Dans ce contexte, les diplômées en obstétrique peuvent faire une vraie différence dans le système de santé. 

« Elles permettent aux services essentiels de santé maternelle et reproductive d'être fournis dans les endroits où ils sont les plus nécessaires. Elles viennent aussi renforcer les établissements de soins de niveau intermédiaire, surtout dans des contextes où les médecins ne sont pas toujours disponibles », explique Alejandro Silva, responsable de la santé sexuelle et reproductive pour l'UNFPA au Guatemala. « Là où des services intégrés sont disponibles, les décès maternels et néonatals peuvent être considérablement réduits. »

Au-delà des statistiques, l'impact du travail des sages-femmes se voit au travers des témoignages. Vilma Chiquín se souvient de sa grossesse comme d'un processus au cours duquel elle a été accompagnée. Elle a assisté à tous ses rendez-vous prénatals avec Mme Santiago, qui a assuré un suivi constant et lui a donné confiance. 

« J'ai eu les soins dont j'avais besoin.
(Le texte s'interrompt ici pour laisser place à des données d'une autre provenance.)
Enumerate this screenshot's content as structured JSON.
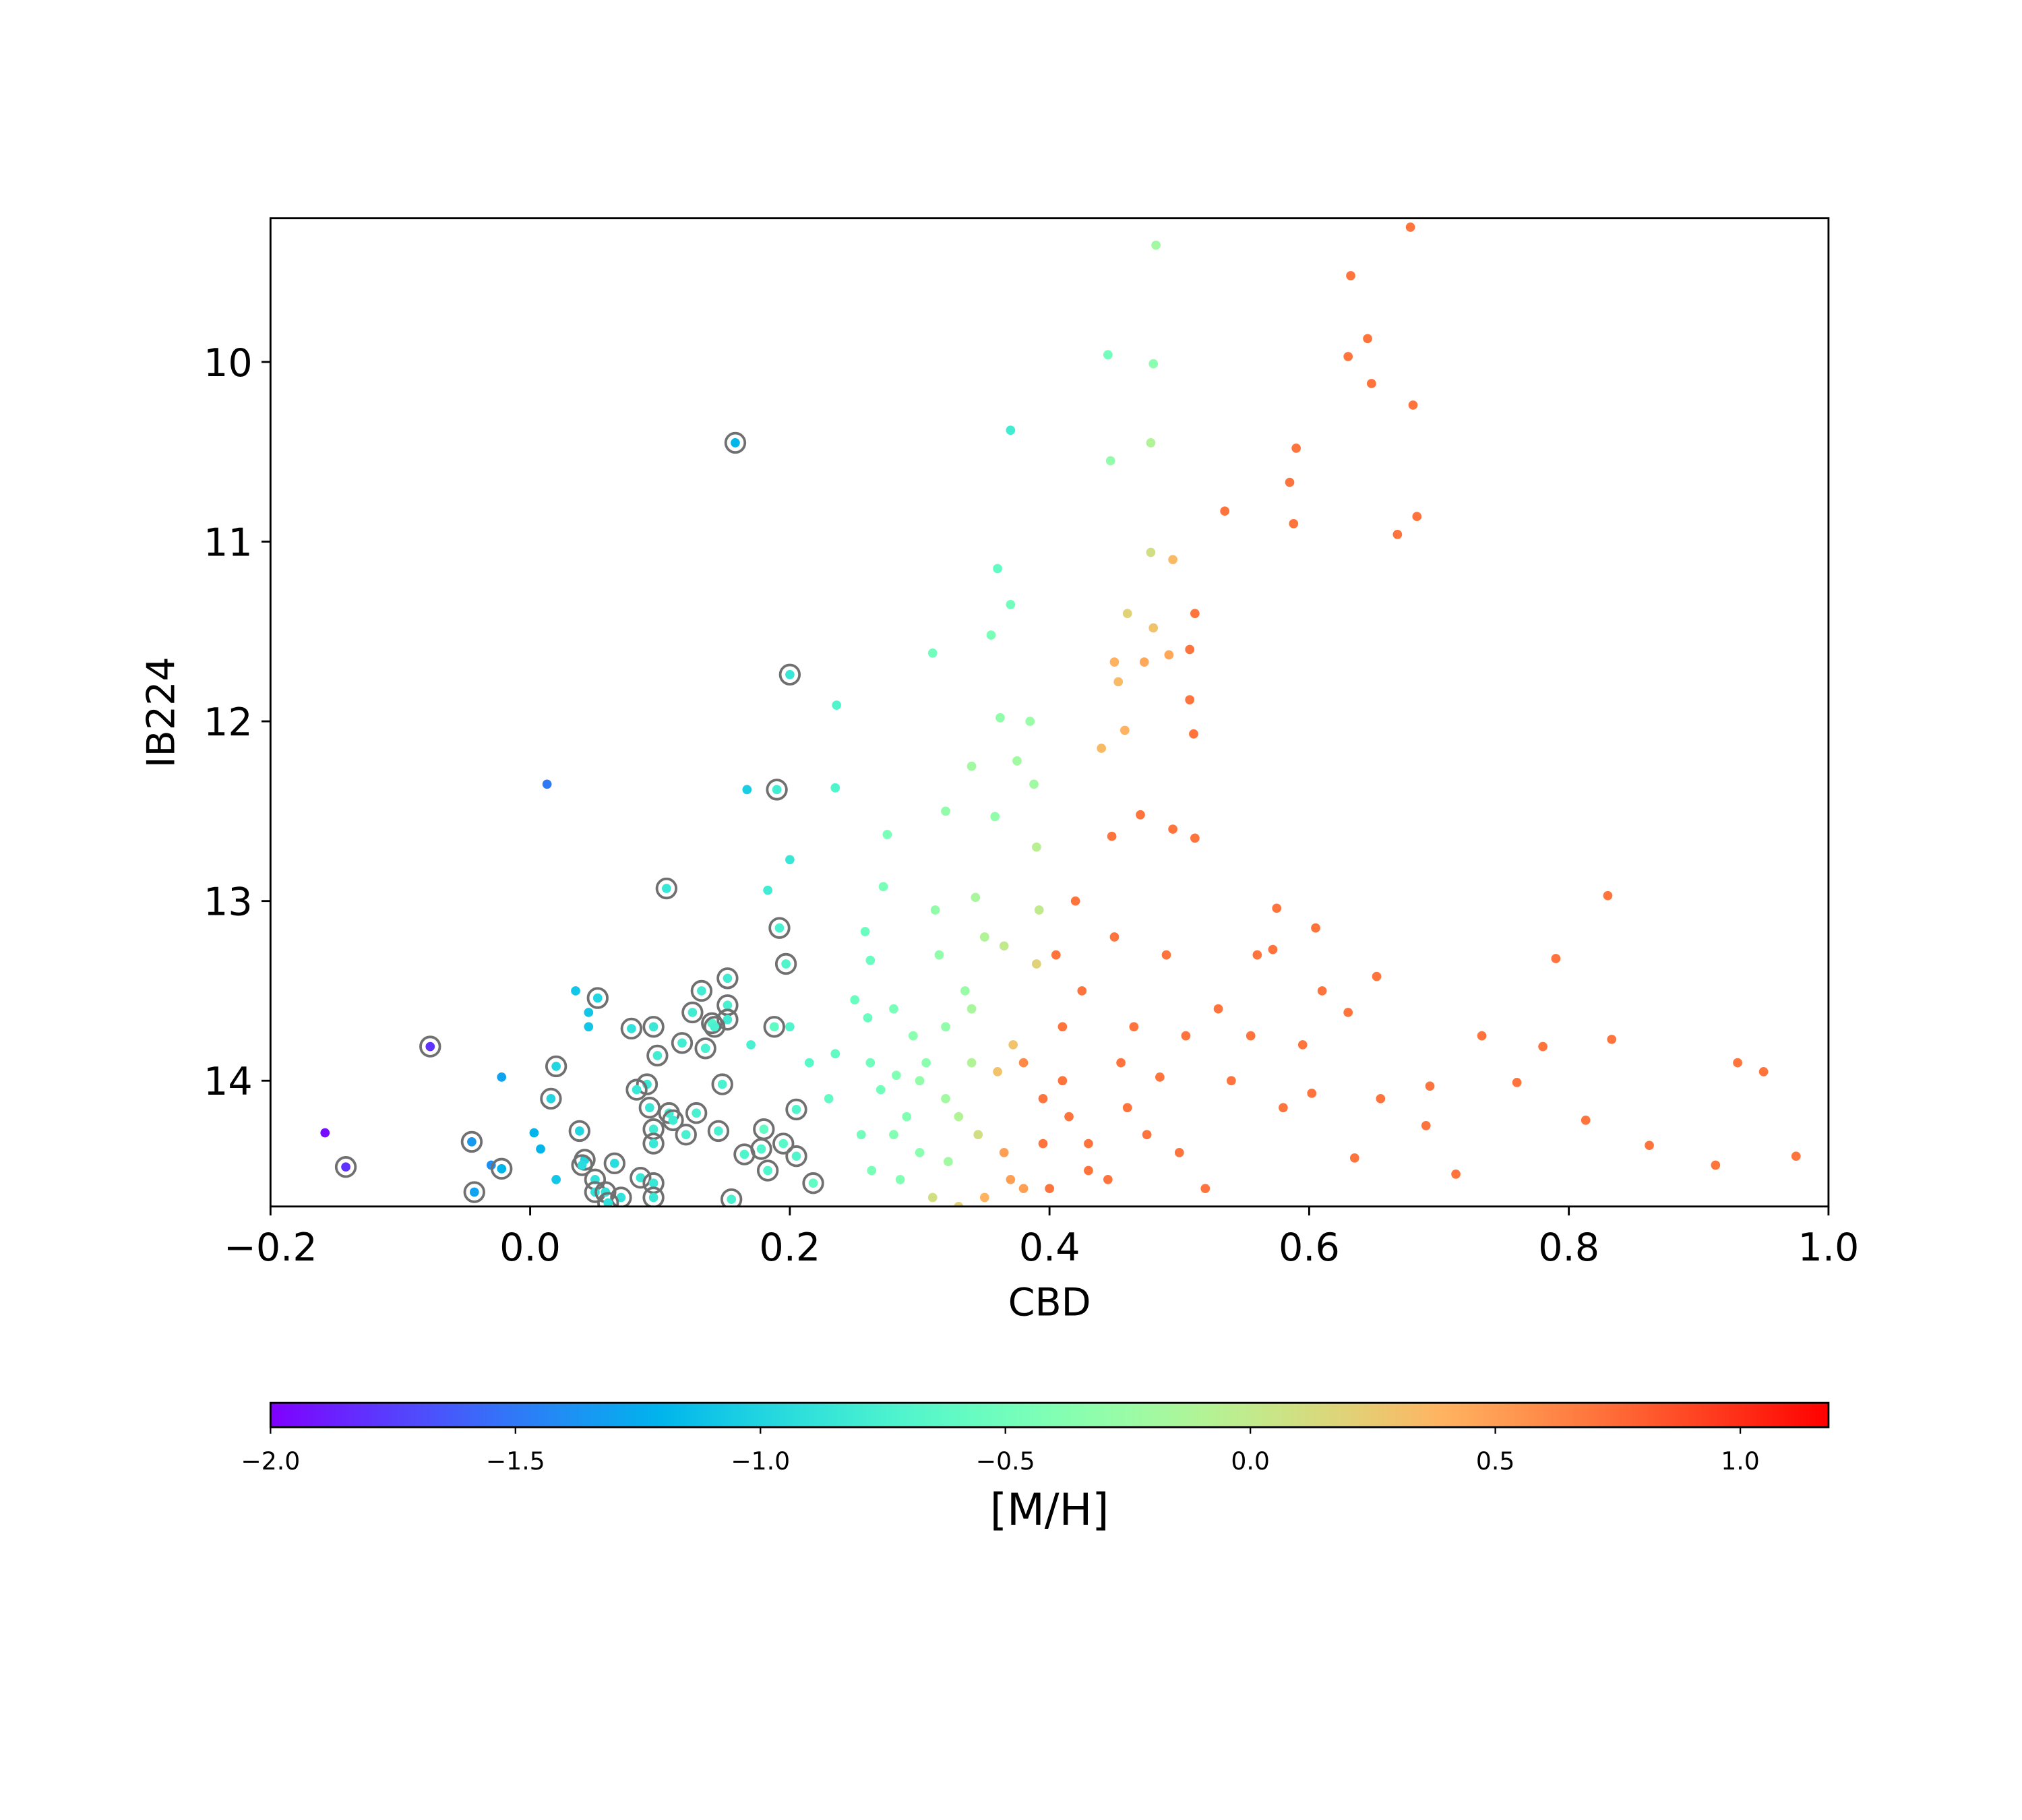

C'était un peu compliqué, mais Dieu merci, tout s'est bien passé », raconte Mme Chiquín à l'UNFPA. « Elle a supervisé tous mes soins prénatals et était également présente le jour de mon accouchement, exactement comme je l'espérais. » 
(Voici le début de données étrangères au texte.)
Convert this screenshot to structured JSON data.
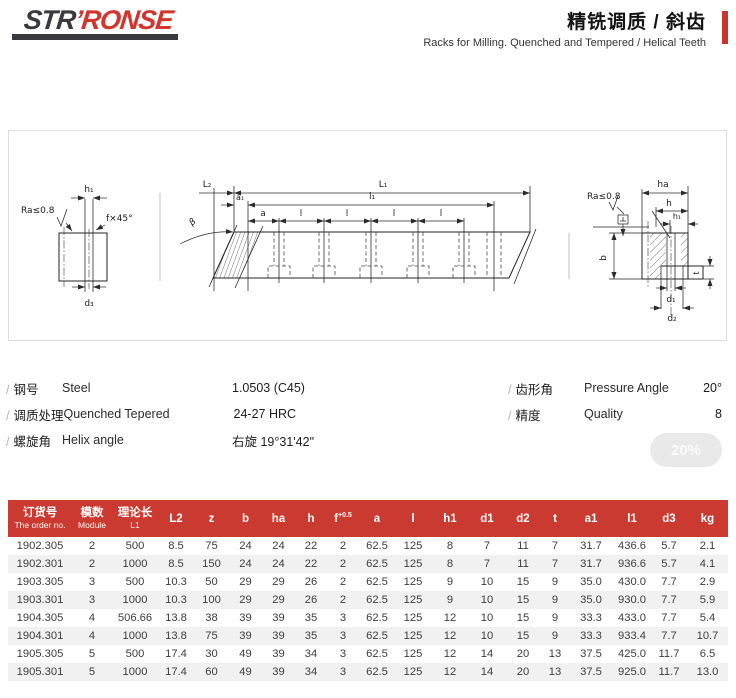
{
  "colors": {
    "accent_red": "#c9342b",
    "table_header_red": "#cb3a30",
    "logo_dark": "#3a3a3e",
    "logo_red": "#d2342e",
    "row_alt_gray": "#f1f1f2"
  },
  "header": {
    "logo_part1": "STR",
    "logo_part2": "’RONSE",
    "title_zh": "精铣调质 / 斜齿",
    "title_en": "Racks for Milling. Quenched and Tempered / Helical Teeth"
  },
  "drawing": {
    "left_view": {
      "h1": "h₁",
      "ra": "Ra≤0.8",
      "chamfer": "f×45°",
      "d3": "d₃"
    },
    "plan_view": {
      "L2": "L₂",
      "L1": "L₁",
      "l1": "l₁",
      "a1": "a₁",
      "a": "a",
      "l": "l",
      "beta": "β"
    },
    "end_view": {
      "ra": "Ra≤0.8",
      "ha": "ha",
      "h": "h",
      "h1": "h₁",
      "b": "b",
      "t": "t",
      "d1": "d₁",
      "d2": "d₂"
    }
  },
  "specs": {
    "left": [
      {
        "slash": "/",
        "label_zh": "钢号",
        "label_en": "Steel",
        "value": "1.0503 (C45)"
      },
      {
        "slash": "/",
        "label_zh": "调质处理",
        "label_en": "Quenched Tepered",
        "value": "24-27 HRC"
      },
      {
        "slash": "/",
        "label_zh": "螺旋角",
        "label_en": "Helix angle",
        "value": "右旋 19°31'42\""
      }
    ],
    "right": [
      {
        "slash": "/",
        "label_zh": "齿形角",
        "label_en": "Pressure Angle",
        "value": "20°"
      },
      {
        "slash": "/",
        "label_zh": "精度",
        "label_en": "Quality",
        "value": "8"
      }
    ]
  },
  "watermark": {
    "label": "20%"
  },
  "table": {
    "headers": [
      {
        "zh": "订货号",
        "en": "The order no."
      },
      {
        "zh": "模数",
        "en": "Module"
      },
      {
        "zh": "理论长",
        "en": "L1"
      },
      {
        "label": "L2"
      },
      {
        "label": "z"
      },
      {
        "label": "b"
      },
      {
        "label": "ha"
      },
      {
        "label": "h"
      },
      {
        "label": "f",
        "sup": "+0.5"
      },
      {
        "label": "a"
      },
      {
        "label": "l"
      },
      {
        "label": "h1"
      },
      {
        "label": "d1"
      },
      {
        "label": "d2"
      },
      {
        "label": "t"
      },
      {
        "label": "a1"
      },
      {
        "label": "l1"
      },
      {
        "label": "d3"
      },
      {
        "label": "kg"
      }
    ],
    "rows": [
      [
        "1902.305",
        "2",
        "500",
        "8.5",
        "75",
        "24",
        "24",
        "22",
        "2",
        "62.5",
        "125",
        "8",
        "7",
        "11",
        "7",
        "31.7",
        "436.6",
        "5.7",
        "2.1"
      ],
      [
        "1902.301",
        "2",
        "1000",
        "8.5",
        "150",
        "24",
        "24",
        "22",
        "2",
        "62.5",
        "125",
        "8",
        "7",
        "11",
        "7",
        "31.7",
        "936.6",
        "5.7",
        "4.1"
      ],
      [
        "1903.305",
        "3",
        "500",
        "10.3",
        "50",
        "29",
        "29",
        "26",
        "2",
        "62.5",
        "125",
        "9",
        "10",
        "15",
        "9",
        "35.0",
        "430.0",
        "7.7",
        "2.9"
      ],
      [
        "1903.301",
        "3",
        "1000",
        "10.3",
        "100",
        "29",
        "29",
        "26",
        "2",
        "62.5",
        "125",
        "9",
        "10",
        "15",
        "9",
        "35.0",
        "930.0",
        "7.7",
        "5.9"
      ],
      [
        "1904.305",
        "4",
        "506.66",
        "13.8",
        "38",
        "39",
        "39",
        "35",
        "3",
        "62.5",
        "125",
        "12",
        "10",
        "15",
        "9",
        "33.3",
        "433.0",
        "7.7",
        "5.4"
      ],
      [
        "1904.301",
        "4",
        "1000",
        "13.8",
        "75",
        "39",
        "39",
        "35",
        "3",
        "62.5",
        "125",
        "12",
        "10",
        "15",
        "9",
        "33.3",
        "933.4",
        "7.7",
        "10.7"
      ],
      [
        "1905.305",
        "5",
        "500",
        "17.4",
        "30",
        "49",
        "39",
        "34",
        "3",
        "62.5",
        "125",
        "12",
        "14",
        "20",
        "13",
        "37.5",
        "425.0",
        "11.7",
        "6.5"
      ],
      [
        "1905.301",
        "5",
        "1000",
        "17.4",
        "60",
        "49",
        "39",
        "34",
        "3",
        "62.5",
        "125",
        "12",
        "14",
        "20",
        "13",
        "37.5",
        "925.0",
        "11.7",
        "13.0"
      ]
    ]
  }
}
Grâce à ce soutien attentif et respectueux, elle a pu vivre l'accouchement qu'elle souhaitait.

Le rôle fondamental d'un suivi complet

Dans une zone d'accueil médicale, une agente de santé en haut rouge foncé et pantalon blanc sourit. On la voit interagir avec une femme debout à côté d'un banc en bois, portant un haut fleuri et un jean bleu, et tenant un enfant en bas âge, pour sa part vêtu d'un haut fleuri vert foncé. Derrière les deux femmes, on distingue un comptoir bleu foncé et blanc, derrière lequel se tient un homme portant un haut bleu foncé et des lunettes
Le travail des techniciennes universitaires en obstétrique comprend le conseil et le suivi clinique de la mère et de l'enfant pendant la période postnatale. © UNFPA Guatemala. 
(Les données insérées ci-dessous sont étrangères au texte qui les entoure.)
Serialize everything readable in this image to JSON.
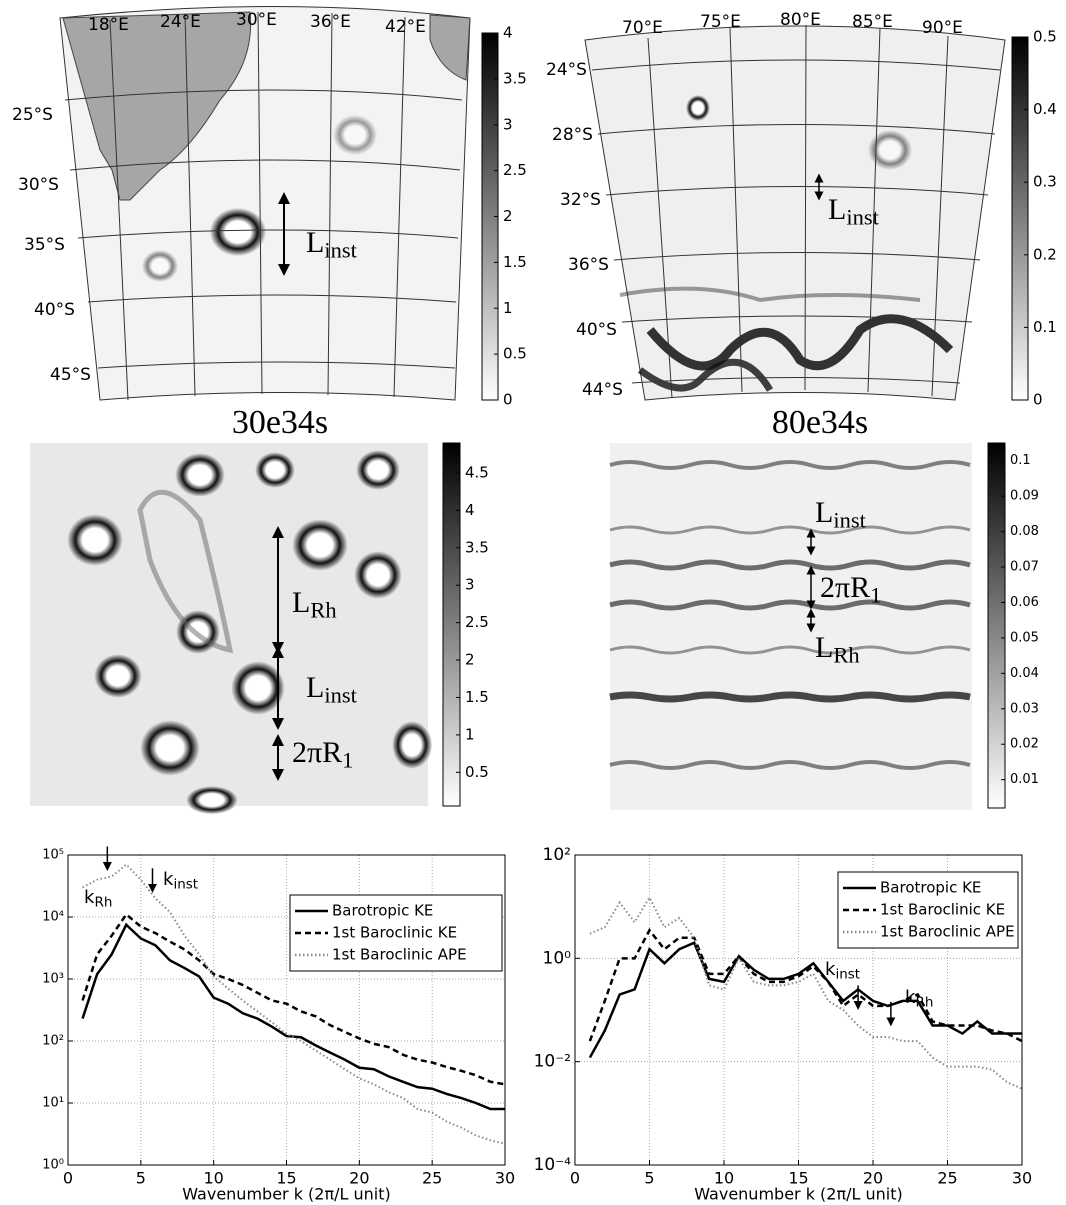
{
  "maps": [
    {
      "lon_labels": [
        "18°E",
        "24°E",
        "30°E",
        "36°E",
        "42°E"
      ],
      "lat_labels": [
        "25°S",
        "30°S",
        "35°S",
        "40°S",
        "45°S"
      ],
      "caption": "30e34s",
      "colorbar_lim": [
        0,
        4
      ],
      "colorbar_ticks": [
        0,
        0.5,
        1,
        1.5,
        2,
        2.5,
        3,
        3.5,
        4
      ],
      "annotations": [
        {
          "main": "L",
          "sub": "inst"
        }
      ]
    },
    {
      "lon_labels": [
        "70°E",
        "75°E",
        "80°E",
        "85°E",
        "90°E"
      ],
      "lat_labels": [
        "24°S",
        "28°S",
        "32°S",
        "36°S",
        "40°S",
        "44°S"
      ],
      "caption": "80e34s",
      "colorbar_lim": [
        0,
        0.5
      ],
      "colorbar_ticks": [
        0,
        0.1,
        0.2,
        0.3,
        0.4,
        0.5
      ],
      "annotations": [
        {
          "main": "L",
          "sub": "inst"
        }
      ]
    },
    {
      "colorbar_lim": [
        0.05,
        4.9
      ],
      "colorbar_ticks": [
        0.5,
        1,
        1.5,
        2,
        2.5,
        3,
        3.5,
        4,
        4.5
      ],
      "annotations": [
        {
          "main": "L",
          "sub": "Rh"
        },
        {
          "main": "L",
          "sub": "inst"
        },
        {
          "main": "2πR",
          "sub": "1"
        }
      ]
    },
    {
      "colorbar_lim": [
        0.002,
        0.105
      ],
      "colorbar_ticks": [
        0.01,
        0.02,
        0.03,
        0.04,
        0.05,
        0.06,
        0.07,
        0.08,
        0.09,
        0.1
      ],
      "annotations": [
        {
          "main": "L",
          "sub": "inst"
        },
        {
          "main": "2πR",
          "sub": "1"
        },
        {
          "main": "L",
          "sub": "Rh"
        }
      ]
    }
  ],
  "chart_data": [
    {
      "type": "line",
      "x_label": "Wavenumber k (2π/L unit)",
      "log_y": true,
      "grid": true,
      "x": [
        1,
        2,
        3,
        4,
        5,
        6,
        7,
        8,
        9,
        10,
        11,
        12,
        13,
        14,
        15,
        16,
        17,
        18,
        19,
        20,
        21,
        22,
        23,
        24,
        25,
        26,
        27,
        28,
        29,
        30
      ],
      "xlim": [
        0,
        30
      ],
      "xticks": [
        0,
        5,
        10,
        15,
        20,
        25,
        30
      ],
      "ylim": [
        1,
        100000
      ],
      "yticks": [
        {
          "value": 1,
          "label": "10⁰"
        },
        {
          "value": 10,
          "label": "10¹"
        },
        {
          "value": 100,
          "label": "10²"
        },
        {
          "value": 1000,
          "label": "10³"
        },
        {
          "value": 10000,
          "label": "10⁴"
        },
        {
          "value": 100000,
          "label": "10⁵"
        }
      ],
      "series": [
        {
          "name": "Barotropic KE",
          "color": "#000000",
          "dash": "solid",
          "values": [
            230,
            1200,
            2500,
            7500,
            4500,
            3500,
            2000,
            1500,
            1100,
            500,
            400,
            280,
            230,
            170,
            120,
            115,
            85,
            65,
            50,
            37,
            35,
            27,
            22,
            18,
            17,
            14,
            12,
            10,
            8,
            8
          ]
        },
        {
          "name": "1st Baroclinic KE",
          "color": "#000000",
          "dash": "dashed",
          "values": [
            450,
            2500,
            5000,
            11000,
            7000,
            5500,
            4000,
            3000,
            2000,
            1200,
            1000,
            800,
            600,
            450,
            400,
            300,
            250,
            180,
            140,
            110,
            90,
            80,
            60,
            50,
            45,
            38,
            33,
            28,
            22,
            20
          ]
        },
        {
          "name": "1st Baroclinic APE",
          "color": "#888888",
          "dash": "dotted",
          "values": [
            30000,
            40000,
            45000,
            70000,
            40000,
            20000,
            12000,
            5000,
            2500,
            1100,
            700,
            450,
            300,
            200,
            130,
            100,
            70,
            50,
            35,
            25,
            20,
            15,
            12,
            8,
            7,
            5,
            4,
            3,
            2.5,
            2.2
          ]
        }
      ],
      "annotations": [
        {
          "main": "k",
          "sub": "Rh",
          "x": 2.7
        },
        {
          "main": "k",
          "sub": "inst",
          "x": 5.8
        }
      ]
    },
    {
      "type": "line",
      "x_label": "Wavenumber k (2π/L unit)",
      "log_y": true,
      "grid": true,
      "x": [
        1,
        2,
        3,
        4,
        5,
        6,
        7,
        8,
        9,
        10,
        11,
        12,
        13,
        14,
        15,
        16,
        17,
        18,
        19,
        20,
        21,
        22,
        23,
        24,
        25,
        26,
        27,
        28,
        29,
        30
      ],
      "xlim": [
        0,
        30
      ],
      "xticks": [
        0,
        5,
        10,
        15,
        20,
        25,
        30
      ],
      "ylim": [
        0.0001,
        100
      ],
      "yticks": [
        {
          "value": 0.0001,
          "label": "10⁻⁴"
        },
        {
          "value": 0.01,
          "label": "10⁻²"
        },
        {
          "value": 1,
          "label": "10⁰"
        },
        {
          "value": 100,
          "label": "10²"
        }
      ],
      "series": [
        {
          "name": "Barotropic KE",
          "color": "#000000",
          "dash": "solid",
          "values": [
            0.012,
            0.04,
            0.2,
            0.25,
            1.5,
            0.8,
            1.5,
            2,
            0.4,
            0.35,
            1.1,
            0.6,
            0.4,
            0.4,
            0.5,
            0.8,
            0.35,
            0.15,
            0.25,
            0.15,
            0.12,
            0.15,
            0.15,
            0.05,
            0.05,
            0.035,
            0.06,
            0.035,
            0.035,
            0.035
          ]
        },
        {
          "name": "1st Baroclinic KE",
          "color": "#000000",
          "dash": "dashed",
          "values": [
            0.025,
            0.15,
            1,
            1,
            3.5,
            1.5,
            2.5,
            2.5,
            0.5,
            0.5,
            1.1,
            0.5,
            0.35,
            0.35,
            0.45,
            0.7,
            0.35,
            0.12,
            0.2,
            0.12,
            0.12,
            0.15,
            0.2,
            0.06,
            0.05,
            0.05,
            0.05,
            0.04,
            0.035,
            0.025
          ]
        },
        {
          "name": "1st Baroclinic APE",
          "color": "#888888",
          "dash": "dotted",
          "values": [
            3,
            4,
            12,
            5,
            15,
            4,
            6,
            2.5,
            0.3,
            0.25,
            1,
            0.35,
            0.3,
            0.3,
            0.35,
            0.5,
            0.15,
            0.1,
            0.05,
            0.03,
            0.03,
            0.025,
            0.025,
            0.012,
            0.008,
            0.008,
            0.008,
            0.007,
            0.004,
            0.003
          ]
        }
      ],
      "annotations": [
        {
          "main": "k",
          "sub": "inst",
          "x": 19
        },
        {
          "main": "k",
          "sub": "Rh",
          "x": 21.2
        }
      ]
    }
  ]
}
L'un des cas dont Mme Santiago garde un souvenir vif est celui d'une patiente arrivée terrifiée à son rendez-vous. « On pouvait voir sur son visage qu'elle était triste. J'ai commencé à lui demander pourquoi, et il s'est avéré qu'elle avait eu des antécédents médicaux difficiles. Elle avait déjà fait trois fausses couches – son mari avait peur, lui aussi. »

La clinique ne dispose pas d'un échographe, mais Mme Santiago a organisé des analyses de laboratoire, demandé une aide supplémentaire et maintenu un suivi constant. Elle a rendu visite à la patiente dans sa communauté et l'a appelée chaque semaine.

« Nous avons réussi à arriver au terme des neuf mois. Puis son mari m'a appelée, très reconnaissant, pour me dire que leur bébé était né. L'enfant est aujourd'hui âgé de neuf mois, et cela me donne le sentiment de bien faire mon travail », affirme-t-elle.